Take a deep breath and start writing:

In [None]:
%%writefile comment_generator.jinja
You are {{first_name}} {{last_name}}. You are {{age}} years old. You are interested in {{interests}}. You work at {{organization}} as a {{profession}}.
You came across the following article:

{{blog_title}}

{{blog_body}}

Present your thoughts and feelings about the article in a short comment.

Comment:

## Creating the Recipe
In order to generate synthetic data, the schema of the synthetic data must be defined first.

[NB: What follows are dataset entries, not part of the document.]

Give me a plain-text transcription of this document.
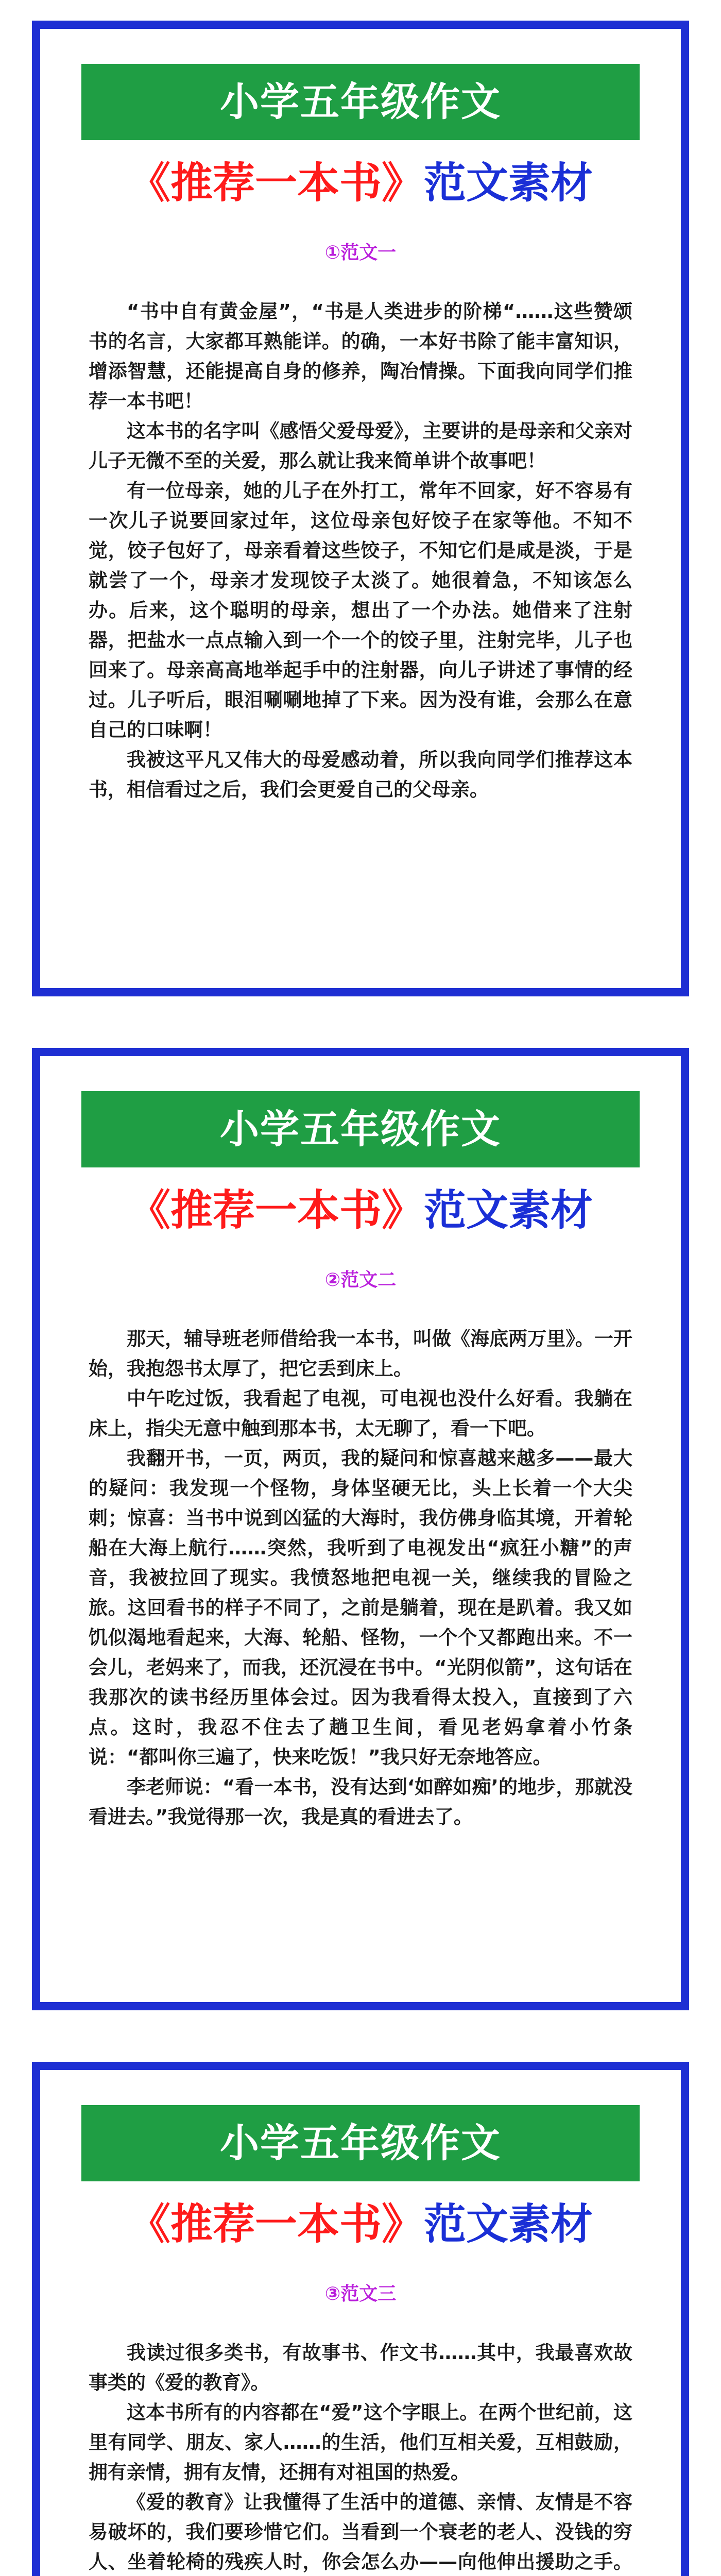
小学五年级作文
《推荐一本书》范文素材
①范文一

“书中自有黄金屋”，“书是人类进步的阶梯“……这些赞颂书的名言，大家都耳熟能详。的确，一本好书除了能丰富知识，增添智慧，还能提高自身的修养，陶冶情操。下面我向同学们推荐一本书吧！

这本书的名字叫《感悟父爱母爱》，主要讲的是母亲和父亲对儿子无微不至的关爱，那么就让我来简单讲个故事吧！

有一位母亲，她的儿子在外打工，常年不回家，好不容易有一次儿子说要回家过年，这位母亲包好饺子在家等他。不知不觉，饺子包好了，母亲看着这些饺子，不知它们是咸是淡，于是就尝了一个，母亲才发现饺子太淡了。她很着急，不知该怎么办。后来，这个聪明的母亲，想出了一个办法。她借来了注射器，把盐水一点点输入到一个一个的饺子里，注射完毕，儿子也回来了。母亲高高地举起手中的注射器，向儿子讲述了事情的经过。儿子听后，眼泪唰唰地掉了下来。因为没有谁，会那么在意自己的口味啊！

我被这平凡又伟大的母爱感动着，所以我向同学们推荐这本书，相信看过之后，我们会更爱自己的父母亲。

小学五年级作文
《推荐一本书》范文素材
②范文二

那天，辅导班老师借给我一本书，叫做《海底两万里》。一开始，我抱怨书太厚了，把它丢到床上。

中午吃过饭，我看起了电视，可电视也没什么好看。我躺在床上，指尖无意中触到那本书，太无聊了，看一下吧。

我翻开书，一页，两页，我的疑问和惊喜越来越多——最大的疑问：我发现一个怪物，身体坚硬无比，头上长着一个大尖刺；惊喜：当书中说到凶猛的大海时，我仿佛身临其境，开着轮船在大海上航行……突然，我听到了电视发出“疯狂小糖”的声音，我被拉回了现实。我愤怒地把电视一关，继续我的冒险之旅。这回看书的样子不同了，之前是躺着，现在是趴着。我又如饥似渴地看起来，大海、轮船、怪物，一个个又都跑出来。不一会儿，老妈来了，而我，还沉浸在书中。“光阴似箭”，这句话在我那次的读书经历里体会过。因为我看得太投入，直接到了六点。这时，我忍不住去了趟卫生间，看见老妈拿着小竹条说：“都叫你三遍了，快来吃饭！”我只好无奈地答应。

李老师说：“看一本书，没有达到‘如醉如痴’的地步，那就没看进去。”我觉得那一次，我是真的看进去了。

小学五年级作文
《推荐一本书》范文素材
③范文三

我读过很多类书，有故事书、作文书……其中，我最喜欢故事类的《爱的教育》。

这本书所有的内容都在“爱”这个字眼上。在两个世纪前，这里有同学、朋友、家人……的生活，他们互相关爱，互相鼓励，拥有亲情，拥有友情，还拥有对祖国的热爱。

《爱的教育》让我懂得了生活中的道德、亲情、友情是不容易破坏的，我们要珍惜它们。当看到一个衰老的老人、没钱的穷人、坐着轮椅的残疾人时，你会怎么办——向他伸出援助之手。
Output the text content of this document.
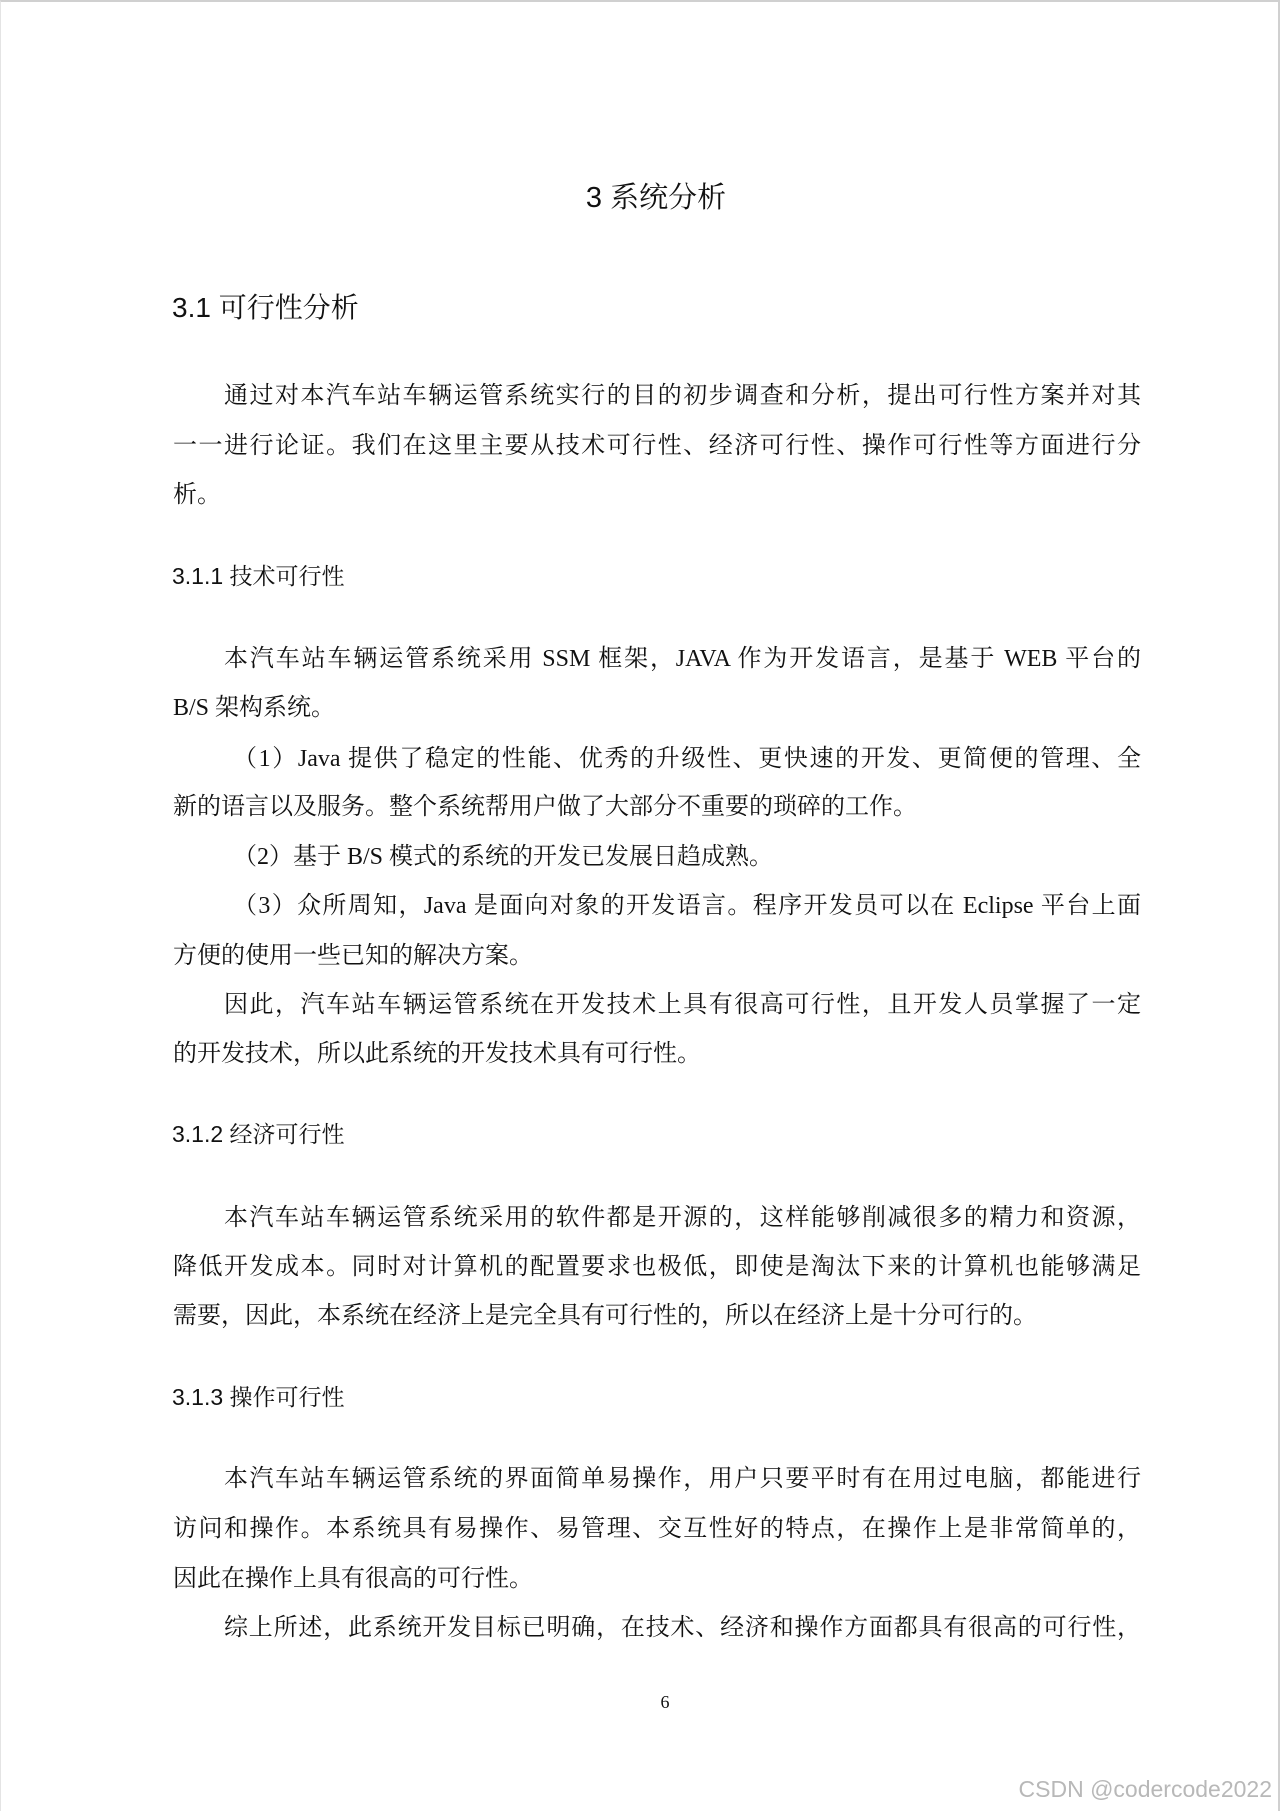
3 系统分析
3.1 可行性分析
通过对本汽车站车辆运管系统实行的目的初步调查和分析，提出可行性方案并对其
一一进行论证。我们在这里主要从技术可行性、经济可行性、操作可行性等方面进行分
析。
3.1.1 技术可行性
本汽车站车辆运管系统采用 SSM 框架，JAVA 作为开发语言，是基于 WEB 平台的
B/S 架构系统。
（1）Java 提供了稳定的性能、优秀的升级性、更快速的开发、更简便的管理、全
新的语言以及服务。整个系统帮用户做了大部分不重要的琐碎的工作。
（2）基于 B/S 模式的系统的开发已发展日趋成熟。
（3）众所周知，Java 是面向对象的开发语言。程序开发员可以在 Eclipse 平台上面
方便的使用一些已知的解决方案。
因此，汽车站车辆运管系统在开发技术上具有很高可行性，且开发人员掌握了一定
的开发技术，所以此系统的开发技术具有可行性。
3.1.2 经济可行性
本汽车站车辆运管系统采用的软件都是开源的，这样能够削减很多的精力和资源，
降低开发成本。同时对计算机的配置要求也极低，即使是淘汰下来的计算机也能够满足
需要，因此，本系统在经济上是完全具有可行性的，所以在经济上是十分可行的。
3.1.3 操作可行性
本汽车站车辆运管系统的界面简单易操作，用户只要平时有在用过电脑，都能进行
访问和操作。本系统具有易操作、易管理、交互性好的特点，在操作上是非常简单的，
因此在操作上具有很高的可行性。
综上所述，此系统开发目标已明确，在技术、经济和操作方面都具有很高的可行性，
6
CSDN @codercode2022
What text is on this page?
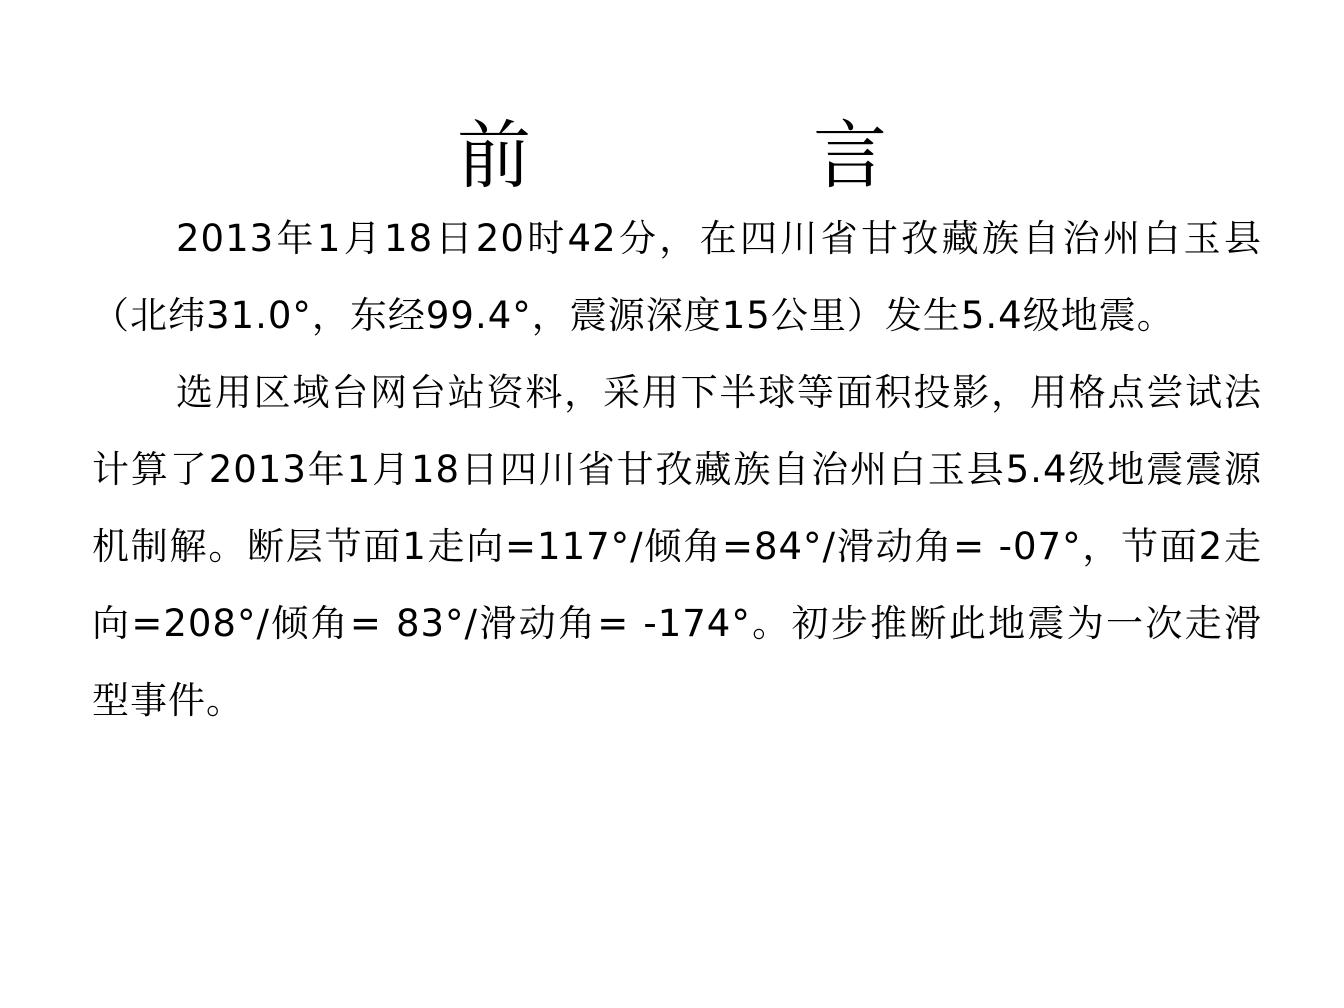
前　言

2013年1月18日20时42分，在四川省甘孜藏族自治州白玉县（北纬31.0°，东经99.4°，震源深度15公里）发生5.4级地震。

选用区域台网台站资料，采用下半球等面积投影，用格点尝试法计算了2013年1月18日四川省甘孜藏族自治州白玉县5.4级地震震源机制解。断层节面1走向=117°/倾角=84°/滑动角= -07°，节面2走向=208°/倾角= 83°/滑动角= -174°。初步推断此地震为一次走滑型事件。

This is done by creating a `recipe` in a YAML format as demonstrated below, more details on writing recipes can be found [here](https://snowfakery.readthedocs.io/en/latest/#central-concepts).

In [None]:
recipe = """
- plugin: SyntheticDataGeneration.Plugins.Wikipedia
- plugin: SyntheticDataGeneration.Plugins.Gemini
- option: wiki_title
- var: __seed
  value:
    - Wikipedia.get_page :
      title : ${{wiki_title}}

- object : users
  count : ${{random_number(min=100, max=500)}}
  fields :
    first_name : ${{fake.FirstName}}
    last_name : ${{fake.FirstName}}
    age:
      random_number:
        min: 18
        max: 95
    email : ${{fake.Email}}
    phone : ${{fake.PhoneNumber}}
    interests : ${{fake.Bs}}
    postal_code : ${{fake.Postalcode}}
    organization : ${{fake.Company}}
    profession : ${{fake.Job}}

- object : seeds
  fields :
    title : ${{__seed['title']}}
    url : ${{__seed['url']}}
    section_count : ${{__seed['sections'] | length}}

  friends:
    - object : blog_ideas
      count : ${{seeds.section_count}}
      fields :
        seed_id : ${{seeds.id}}
        section : ${{(__seed.sections.keys() | list)[child_index]}}
        body : ${{__seed.sections[section]}}

      friends:
        - object : blog_posts
          fields :
            blog_idea_id : ${{blog_ideas.id}}
            title : ${{seeds.title}} - ${{blog_ideas.section}}
            body :
              - Gemini.generate:
                prompt_name : blog_generator.jinja
                idea_title : ${{title}}
                idea_body : ${{blog_ideas.body}}
            author : Gemini

          friends:
            - object : blog_post_comments
              fields :
                blog_post_id : ${{blog_posts.id}}
                author_id :
                  random_reference : users
                author_email : ${{author_id.email}}
                comment :
                  - Gemini.generate:
                    prompt_name : comment_generator.jinja
                    first_name : ${{author_id.first_name}}
                    last_name : ${{author_id.last_name}}
                    age : ${{author_id.age}}
                    interests : ${{author_id.interests}}
                    organization : ${{author_id.organization}}
                    profession : ${{author_id.profession}}
                    blog_title : ${{blog_posts.title}}
                    blog_body : ${{blog_posts.body | truncate(1000)}}
"""

## Generating Data

In [None]:
generate_data(
    StringIO(recipe),
    output_format="csv",
    output_folder="outputs",
    user_options={"wiki_title": "Python_(programming_language)"},
)

### Results

The synthetic data has been generated and stored as CSV files in the `outputs` folder.